Complete step-by-step answer:
Given vertices are (-2, 0), (2, 3) and (1,-3).
We know that the distance between two points \[({x_1},{y_1})\] and \[({x_2},{y_2})\] is \[ = \sqrt {{{({x_1} - {x_2})}^2} + {{({y_2} - {y_1})}^2}} \] .
Assume the diagram (for better understanding).

Now we find the distances of AB, AB and BC.
Now, the distance \[AB\] is given by,
The vertices of A and B are \[({x_1},{y_1}) = ( - 2,0)\] and \[({x_2},{y_2}) = (2,3)\]
Substituting we get,
 \[AB = \sqrt {{{( - 2 - 2)}^2} + {{(0 - 3)}^2}} \]

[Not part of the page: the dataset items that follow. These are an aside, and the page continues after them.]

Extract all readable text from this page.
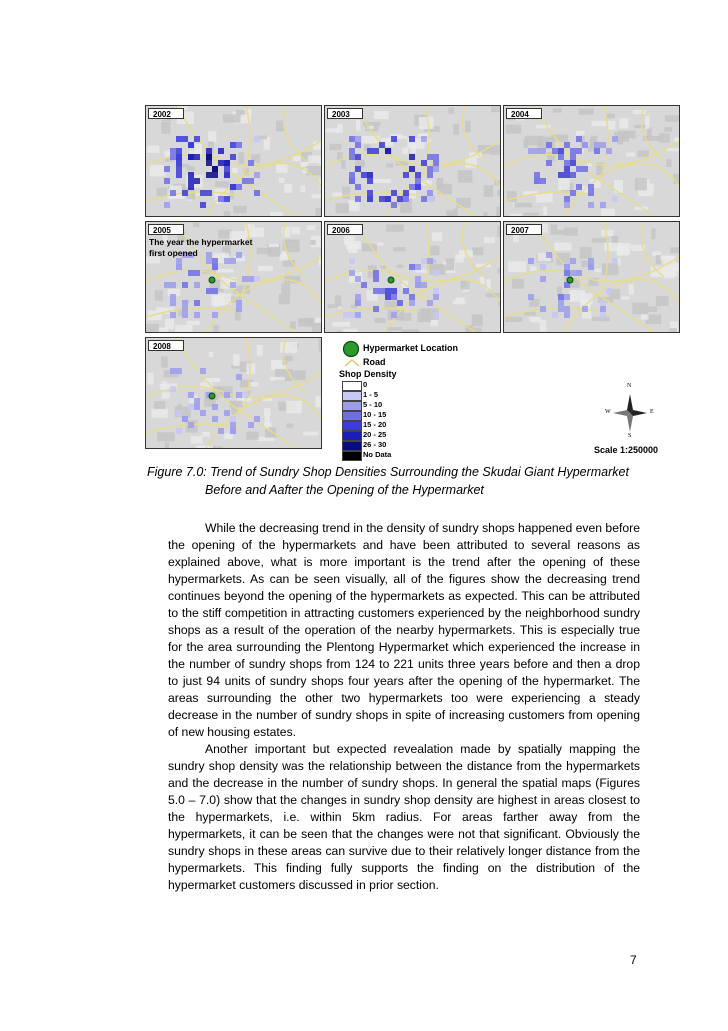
2002	2003	2004
2005
The year the hypermarket first opened
2006	2007
2008	Hypermarket Location
Road
Shop Density
0
1 - 5
5 - 10
10 - 15
15 - 20
20 - 25
26 - 30
No Data
N
S
W	E
Scale 1:250000
Figure 7.0: Trend of Sundry Shop Densities Surrounding the Skudai Giant Hypermarket
Before and Aafter the Opening of the Hypermarket

While the decreasing trend in the density of sundry shops happened even before the opening of the hypermarkets and have been attributed to several reasons as explained above, what is more important is the trend after the opening of these hypermarkets. As can be seen visually, all of the figures show the decreasing trend continues beyond the opening of the hypermarkets as expected. This can be attributed to the stiff competition in attracting customers experienced by the neighborhood sundry shops as a result of the operation of the nearby hypermarkets. This is especially true for the area surrounding the Plentong Hypermarket which experienced the increase in the number of sundry shops from 124 to 221 units three years before and then a drop to just 94 units of sundry shops four years after the opening of the hypermarket. The areas surrounding the other two hypermarkets too were experiencing a steady decrease in the number of sundry shops in spite of increasing customers from opening of new housing estates.

Another important but expected revealation made by spatially mapping the sundry shop density was the relationship between the distance from the hypermarkets and the decrease in the number of sundry shops. In general the spatial maps (Figures 5.0 – 7.0) show that the changes in sundry shop density are highest in areas closest to the hypermarkets, i.e. within 5km radius. For areas farther away from the hypermarkets, it can be seen that the changes were not that significant. Obviously the sundry shops in these areas can survive due to their relatively longer distance from the hypermarkets. This finding fully supports the finding on the distribution of the hypermarket customers discussed in prior section.

7
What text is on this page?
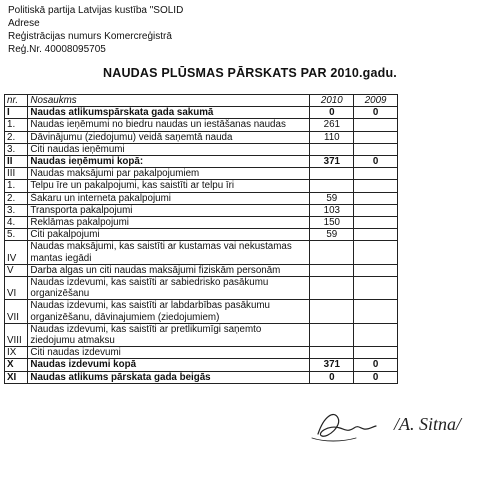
Politiskā partija Latvijas kustība "SOLID
Adrese
Reģistrācijas numurs Komercreģistrā
Reģ.Nr. 40008095705
NAUDAS PLŪSMAS PĀRSKATS PAR 2010.gadu.
nr.	Nosaukms	2010	2009
I	Naudas atlikumspārskata gada sakumā	0	0
1.	Naudas ieņēmumi no biedru naudas un iestāšanas naudas	261	
2.	Dāvinājumu (ziedojumu) veidā saņemtā nauda	110	
3.	Citi naudas ieņēmumi		
II	Naudas ieņēmumi kopā:	371	0
III	Naudas maksājumi par pakalpojumiem		
1.	Telpu īre un pakalpojumi, kas saistīti ar telpu īri		
2.	Šakaru un interneta pakalpojumi	59	
3.	Transporta pakalpojumi	103	
4.	Reklāmas pakalpojumi	150	
5.	Citi pakalpojumi	59	
IV	Naudas maksājumi, kas saistīti ar kustamas vai nekustamas mantas iegādi		
V	Darba algas un citi naudas maksājumi fiziskām personām		
VI	Naudas izdevumi, kas saistīti ar sabiedrisko pasākumu organizēšanu		
VII	Naudas izdevumi, kas saistīti ar labdarbības pasākumu organizēšanu, dāvinajumiem (ziedojumiem)		
VIII	Naudas izdevumi, kas saistīti ar pretlikumīgi saņemto ziedojumu atmaksu		
IX	Citi naudas izdevumi		
X	Naudas izdevumi kopā	371	0
XI	Naudas atlikums pārskata gada beigās	0	0
/A. Sitna/
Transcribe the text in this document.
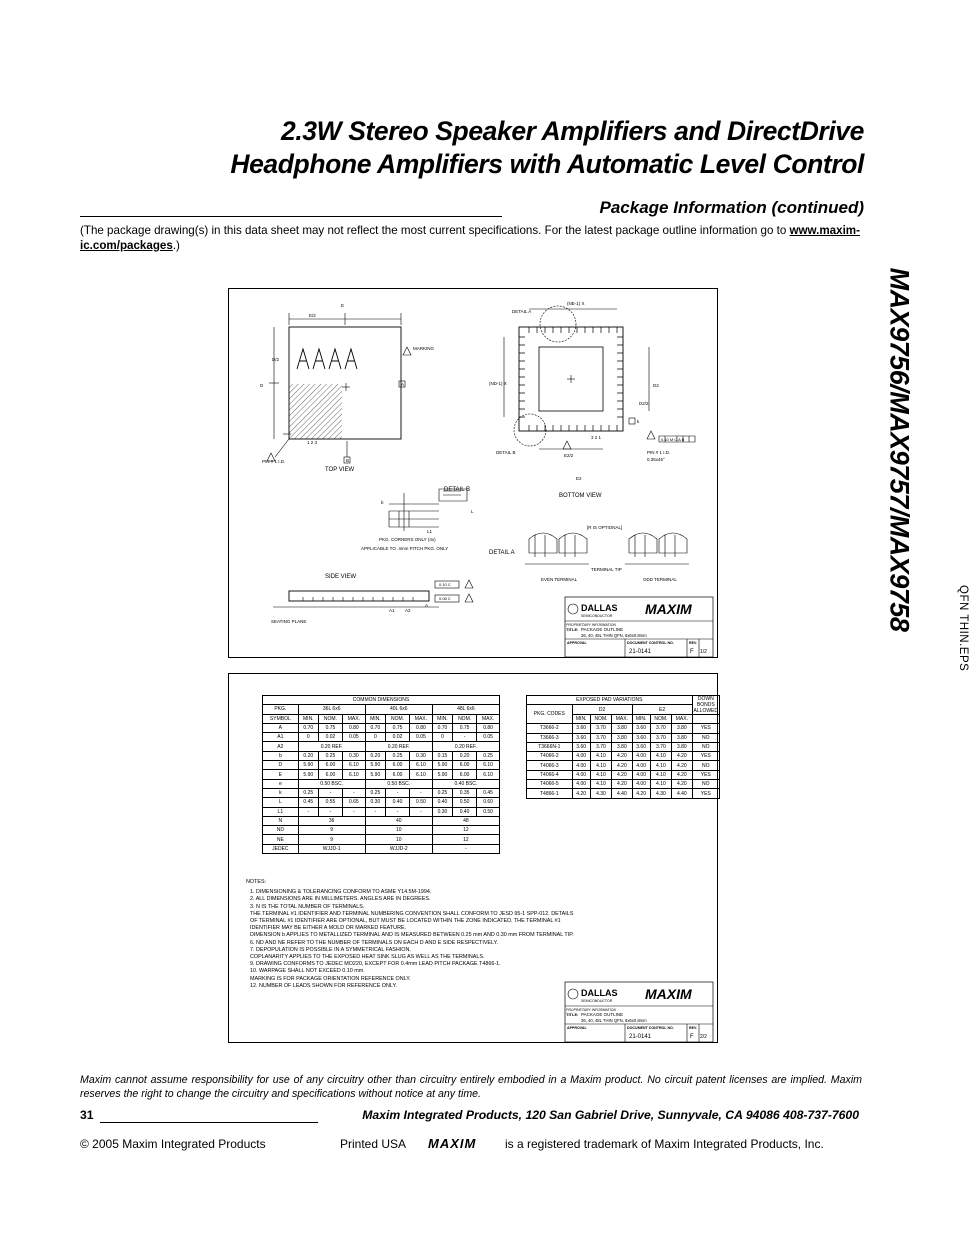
2.3W Stereo Speaker Amplifiers and DirectDrive
Headphone Amplifiers with Automatic Level Control
Package Information (continued)
(The package drawing(s) in this data sheet may not reflect the most current specifications. For the latest package outline information go to www.maxim-ic.com/packages.)
MAX9756/MAX9757/MAX9758
E
E/2
D/2
D	A
B
MARKING
1 2 3
PIN # 1 I.D.
TOP VIEW
(NE-1) X
DETAIL A
(ND-1) X	D2
D2/2
k
3 2 1
DETAIL B
E2/2
E2
PIN # 1 I.D.
0.35x45°
0.10 M C A B
BOTTOM VIEW
DETAIL B
b
L
L1
PKG. CORNERS ONLY (4x)
APPLICABLE TO .4mm PITCH PKG. ONLY
DETAIL A
[R IS OPTIONAL]
EVEN TERMINAL
TERMINAL TIP
ODD TERMINAL
SIDE VIEW
0.10 C
0.08 C
A1 A2
A
SEATING PLANE
DALLAS
SEMICONDUCTOR MAXIM
PROPRIETARY INFORMATION
TITLE: PACKAGE OUTLINE
36, 40, 48L THIN QFN, 6x6x0.8mm
APPROVAL	DOCUMENT CONTROL NO.	REV.
21-0141	F 1/2	QFN THIN.EPS
COMMON DIMENSIONS									
PKG.	36L 6x6			40L 6x6			48L 6x6		
SYMBOL	MIN.	NOM.	MAX.	MIN.	NOM.	MAX.	MIN.	NOM.	MAX.
A	0.70	0.75	0.80	0.70	0.75	0.80	0.70	0.75	0.80
A1	0	0.02	0.05	0	0.02	0.05	0	-	0.05
A2	0.20 REF.			0.20 REF.			0.20 REF.		
b	0.20	0.25	0.30	0.20	0.25	0.30	0.15	0.20	0.25
D	5.90	6.00	6.10	5.90	6.00	6.10	5.90	6.00	6.10
E	5.90	6.00	6.10	5.90	6.00	6.10	5.90	6.00	6.10
e	0.50 BSC.			0.50 BSC.			0.40 BSC.		
k	0.25	-	-	0.25	-	-	0.25	0.35	0.45
L	0.45	0.55	0.65	0.30	0.40	0.50	0.40	0.50	0.60
L1	-	-	-	-	-	-	0.30	0.40	0.50
N	36			40			48		
ND	9			10			12		
NE	9			10			12		
JEDEC	WJJD-1			WJJD-2			-		
EXPOSED PAD VARIATIONS							DOWN BONDS ALLOWED
PKG. CODES	D2			E2			
	MIN.	NOM.	MAX.	MIN.	NOM.	MAX.	
T3666-2	3.60	3.70	3.80	3.60	3.70	3.80	YES
T3666-3	3.60	3.70	3.80	3.60	3.70	3.80	NO
T3666N-1	3.60	3.70	3.80	3.60	3.70	3.80	NO
T4066-2	4.00	4.10	4.20	4.00	4.10	4.20	YES
T4066-3	4.00	4.10	4.20	4.00	4.10	4.20	NO
T4066-4	4.00	4.10	4.20	4.00	4.10	4.20	YES
T4066-5	4.00	4.10	4.20	4.00	4.10	4.20	NO
T4866-1	4.20	4.30	4.40	4.20	4.30	4.40	YES
NOTES:
1. DIMENSIONING & TOLERANCING CONFORM TO ASME Y14.5M-1994.
2. ALL DIMENSIONS ARE IN MILLIMETERS. ANGLES ARE IN DEGREES.
3. N IS THE TOTAL NUMBER OF TERMINALS.
THE TERMINAL #1 IDENTIFIER AND TERMINAL NUMBERING CONVENTION SHALL CONFORM TO JESD 95-1 SPP-012. DETAILS OF TERMINAL #1 IDENTIFIER ARE OPTIONAL, BUT MUST BE LOCATED WITHIN THE ZONE INDICATED. THE TERMINAL #1 IDENTIFIER MAY BE EITHER A MOLD OR MARKED FEATURE.
DIMENSION b APPLIES TO METALLIZED TERMINAL AND IS MEASURED BETWEEN 0.25 mm AND 0.30 mm FROM TERMINAL TIP.
6. ND AND NE REFER TO THE NUMBER OF TERMINALS ON EACH D AND E SIDE RESPECTIVELY.
7. DEPOPULATION IS POSSIBLE IN A SYMMETRICAL FASHION.
COPLANARITY APPLIES TO THE EXPOSED HEAT SINK SLUG AS WELL AS THE TERMINALS.
9. DRAWING CONFORMS TO JEDEC MO220, EXCEPT FOR 0.4mm LEAD PITCH PACKAGE T4866-1.
10. WARPAGE SHALL NOT EXCEED 0.10 mm.
MARKING IS FOR PACKAGE ORIENTATION REFERENCE ONLY.
12. NUMBER OF LEADS SHOWN FOR REFERENCE ONLY.
DALLAS
SEMICONDUCTOR MAXIM
PROPRIETARY INFORMATION
TITLE: PACKAGE OUTLINE
36, 40, 48L THIN QFN, 6x6x0.8mm
APPROVAL	DOCUMENT CONTROL NO.	REV.
21-0141	F 2/2
Maxim cannot assume responsibility for use of any circuitry other than circuitry entirely embodied in a Maxim product. No circuit patent licenses are implied. Maxim reserves the right to change the circuitry and specifications without notice at any time.
31	Maxim Integrated Products, 120 San Gabriel Drive, Sunnyvale, CA 94086 408-737-7600
© 2005 Maxim Integrated Products	Printed USA MAXIM is a registered trademark of Maxim Integrated Products, Inc.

 \[ = \sqrt {{{( - 4)}^2} + {{( - 3)}^2}} \]
 \[ = \sqrt {16 + 9} \]
 \[ = \sqrt {25} \]
 \[ = 5\] units
Now, the distance of \[BC\] is given by,
The vertices of B and C are \[({x_1},{y_1}) = (2,3)\] and \[({x_2},{y_2}) = (1, - 3)\] .
 \[BC = \sqrt {{{(2 - 1)}^2} + {{(3 - ( - 3))}^2}} \]
 \[ = \sqrt {{{(1)}^2} + {{(6)}^2}} \]
 \[ = \sqrt {1 + 36} \]
 \[ = \sqrt {37} \] units.
Now, the distance of \[AC\] is given by,
The vertices of A and C are \[({x_1},{y_1}) = ( - 2,0)\] and \[({x_2},{y_2}) = (1, - 3)\] .
 \[AC = \sqrt {{{( - 2 - 1)}^2} + {{(0 - ( - 3))}^2}} \]
 \[ = \sqrt {{{( - 3)}^2} + {{(3)}^2}} \]
 \[ = \sqrt {9 + 9} \]
 \[ = \sqrt {18} \] units.
As we can see that the distance of the sides AB, BC, and AC are different.
Hence the given triangle is scalene.
So, the correct answer is “the given triangle is scalene”.

Note: Also we know that in equilateral triangles all the angels are the same. In the isosceles triangle only two angles are equal. In scalene all three angels are different. We can differentiate triangles based on angels also. The distance formula is the same for any two points. Do not get confused with the distance formula. The distance formula in above is the same as the \[ = \sqrt {{{({x_2} - {x_1})}^2} + {{({y_2} - {y_1})}^2}} \] . Negative Square is positive.